Adjacent to Deren’s film, a quadrant of video monitors play digitized archival recordings of dances choreographed by Katherine Dunham. This placement is intentional in that it draws out how dance, often overlooked by the visual arts, has a rich past of narrating history through abstract movements, sets, and design. It also speaks to Dunham’s influence on Deren as both a dancer and “filmmaker”—Deren managed and toured with Dunham’s dance troupe in the late 1930s.

These two digitized projections set the tone for the exhibition that follows, dancing across difficult histories of oppression through work about exercising freedom through the body. Like the exhibition title, choreography in both works demonstrates a physical way of being in the body that is not conditioned upon the representation of an oppressor, or the image of suffering, to understand what that freedom might mean for Chin and Deren.

As curator Diane Lima explained, much of the exhibition speaks to the history of colonization that undergirds Brazil. “We did not want the exhibition to begin with violence,” Lima said. “While violence shapes the origins of many of these encounters [between Europeans and Afro and Indigenous peoples]…we did not want to reduce these histories to just the spectacle of violence.”

However, to engage deeply with the Bienal’s overarching themes of how collective memory can be used to rehearse and perform freedom, if only momentarily, one needs to have existing knowledge of the artists and works on view. For example, the exhibition’s representation of artists of the Black diaspora is largely focused on feature-length films by directors like Sarah Maldoror, Marlon Riggs, and Leilah Weinraub. However, it’s unlikely that audiences will take seriously the premise of watching a 90-minute film in a gallery space with limited seating, and thus, they may miss this portion of the show. If these are artists and works you are familiar with, though, the section demonstrates a nice selection of experimental film and video, which are far too often excluded from visual art exhibitions.

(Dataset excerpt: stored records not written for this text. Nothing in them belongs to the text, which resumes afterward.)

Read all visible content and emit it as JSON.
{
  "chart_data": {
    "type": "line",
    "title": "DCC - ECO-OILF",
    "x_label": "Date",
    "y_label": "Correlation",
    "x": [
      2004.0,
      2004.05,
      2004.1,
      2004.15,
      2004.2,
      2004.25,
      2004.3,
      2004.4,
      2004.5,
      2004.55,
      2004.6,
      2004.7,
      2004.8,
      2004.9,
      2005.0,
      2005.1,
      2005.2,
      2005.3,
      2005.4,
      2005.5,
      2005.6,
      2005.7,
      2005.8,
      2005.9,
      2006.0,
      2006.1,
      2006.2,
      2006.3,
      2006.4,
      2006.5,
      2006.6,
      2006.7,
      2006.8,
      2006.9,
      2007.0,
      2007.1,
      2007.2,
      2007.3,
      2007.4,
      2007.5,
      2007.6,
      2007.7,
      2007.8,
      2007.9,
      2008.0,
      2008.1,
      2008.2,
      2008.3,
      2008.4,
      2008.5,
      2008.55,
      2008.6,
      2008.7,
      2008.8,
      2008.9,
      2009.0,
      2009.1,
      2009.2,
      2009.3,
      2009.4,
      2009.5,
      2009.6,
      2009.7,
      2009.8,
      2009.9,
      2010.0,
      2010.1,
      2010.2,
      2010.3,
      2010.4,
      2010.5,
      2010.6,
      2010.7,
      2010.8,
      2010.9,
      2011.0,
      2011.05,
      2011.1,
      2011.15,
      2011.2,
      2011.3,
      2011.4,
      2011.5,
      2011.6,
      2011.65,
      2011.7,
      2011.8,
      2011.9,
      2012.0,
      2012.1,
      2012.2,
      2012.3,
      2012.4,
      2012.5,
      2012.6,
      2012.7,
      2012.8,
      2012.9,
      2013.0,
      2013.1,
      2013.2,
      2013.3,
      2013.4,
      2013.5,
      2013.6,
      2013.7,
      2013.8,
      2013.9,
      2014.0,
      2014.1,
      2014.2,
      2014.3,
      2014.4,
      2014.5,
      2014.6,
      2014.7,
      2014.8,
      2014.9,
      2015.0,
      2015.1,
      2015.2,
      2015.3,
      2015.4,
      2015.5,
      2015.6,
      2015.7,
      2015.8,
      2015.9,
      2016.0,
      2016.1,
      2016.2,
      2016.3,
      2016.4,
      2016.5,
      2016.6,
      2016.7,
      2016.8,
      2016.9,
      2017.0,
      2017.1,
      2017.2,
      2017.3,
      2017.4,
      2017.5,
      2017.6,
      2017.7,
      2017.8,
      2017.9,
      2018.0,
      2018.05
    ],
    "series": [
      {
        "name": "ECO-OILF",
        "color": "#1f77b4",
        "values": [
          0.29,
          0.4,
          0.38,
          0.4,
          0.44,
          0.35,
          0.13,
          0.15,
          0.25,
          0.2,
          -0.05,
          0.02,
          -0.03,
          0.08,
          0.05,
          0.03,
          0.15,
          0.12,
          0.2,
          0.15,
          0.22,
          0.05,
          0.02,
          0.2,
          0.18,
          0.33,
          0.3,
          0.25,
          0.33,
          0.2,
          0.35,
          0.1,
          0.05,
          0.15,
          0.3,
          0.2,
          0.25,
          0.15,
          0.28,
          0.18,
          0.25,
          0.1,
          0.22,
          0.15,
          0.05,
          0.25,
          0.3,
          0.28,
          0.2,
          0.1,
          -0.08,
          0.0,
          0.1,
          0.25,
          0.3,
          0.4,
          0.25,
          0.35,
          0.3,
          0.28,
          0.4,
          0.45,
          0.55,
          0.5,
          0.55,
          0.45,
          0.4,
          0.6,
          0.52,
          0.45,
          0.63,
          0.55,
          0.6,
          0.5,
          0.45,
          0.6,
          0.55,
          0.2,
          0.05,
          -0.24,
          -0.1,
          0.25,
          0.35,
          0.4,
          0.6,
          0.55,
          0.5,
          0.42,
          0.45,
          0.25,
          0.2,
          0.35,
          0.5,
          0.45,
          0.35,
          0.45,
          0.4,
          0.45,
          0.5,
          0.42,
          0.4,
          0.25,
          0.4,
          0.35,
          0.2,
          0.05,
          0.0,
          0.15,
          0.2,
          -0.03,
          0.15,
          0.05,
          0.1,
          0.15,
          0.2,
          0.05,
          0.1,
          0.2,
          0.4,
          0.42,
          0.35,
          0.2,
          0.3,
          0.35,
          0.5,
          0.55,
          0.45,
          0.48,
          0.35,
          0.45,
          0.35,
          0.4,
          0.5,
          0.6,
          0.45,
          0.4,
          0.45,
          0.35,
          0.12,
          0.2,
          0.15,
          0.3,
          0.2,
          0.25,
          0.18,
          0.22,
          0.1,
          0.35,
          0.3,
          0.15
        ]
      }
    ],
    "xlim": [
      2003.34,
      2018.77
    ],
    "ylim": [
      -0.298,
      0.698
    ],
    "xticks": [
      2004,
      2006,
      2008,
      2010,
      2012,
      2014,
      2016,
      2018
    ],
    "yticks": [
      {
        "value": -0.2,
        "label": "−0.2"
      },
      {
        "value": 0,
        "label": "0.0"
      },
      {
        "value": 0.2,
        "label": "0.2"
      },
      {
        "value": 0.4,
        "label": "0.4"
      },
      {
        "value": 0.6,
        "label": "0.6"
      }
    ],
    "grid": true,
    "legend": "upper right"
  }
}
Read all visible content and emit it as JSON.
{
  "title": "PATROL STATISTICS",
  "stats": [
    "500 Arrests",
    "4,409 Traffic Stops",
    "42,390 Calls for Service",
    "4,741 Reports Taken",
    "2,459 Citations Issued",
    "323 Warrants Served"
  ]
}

More successful are the show’s large-scale installations, which envelop audiences through their use of color, scale, and material. This is evident in São Paulo–born artist Daniel Lie’s Outres (Others) (2023)—monumental earth-infused installations that release both an aroma and the land into the enclosure of an institution.

Elsewhere, the Indigenous Brazilian art collective MAHKU (Huni Kuin Artists Movement) presents massive, colorful narrative paintings that enrapture audiences. These works rewrite the history of the Brazilian Amazon, favoring a spiritual and visual iconography that mirrors the visionary experience stimulated by the ingestion of ayahuasca (miração).

Additionally, Citra Sasmita’s immense figurative paintings on cowhide and canvas, made in the Indonesian Kamasan style, mythologize the terrors and tension surrounding femme bodies of color in the world and their never-ending fight for bodily autonomy. The rich, violent hues of crimson across the cowhide stand out and reveal shocking violence beneath the seemingly superficial, flat style. Sasmita’s work is one of the Bienal’s stunning discoveries.

Another Bienal revelation is the mesmerizing photo-collage installation of trans women by the Argentinian collective Archivo de la Memoria Trans (AMT). This archive of images is largely pulled from records of sex work; the artists focused on images of trans women centering themselves through personal photographs and newspaper clippings and assembled them in a way that resembles a type of teenage bedroom wall collage.

The photo-installation is a piece that I found myself coming back to again and again as it seemed to best reflect what a life spent choreographing the impossible might look like—people who lived a free life, but are not represented in public records, memorialized by those who were also at the margins. Memory may burn, but ashes mark the evidence of fires not seen.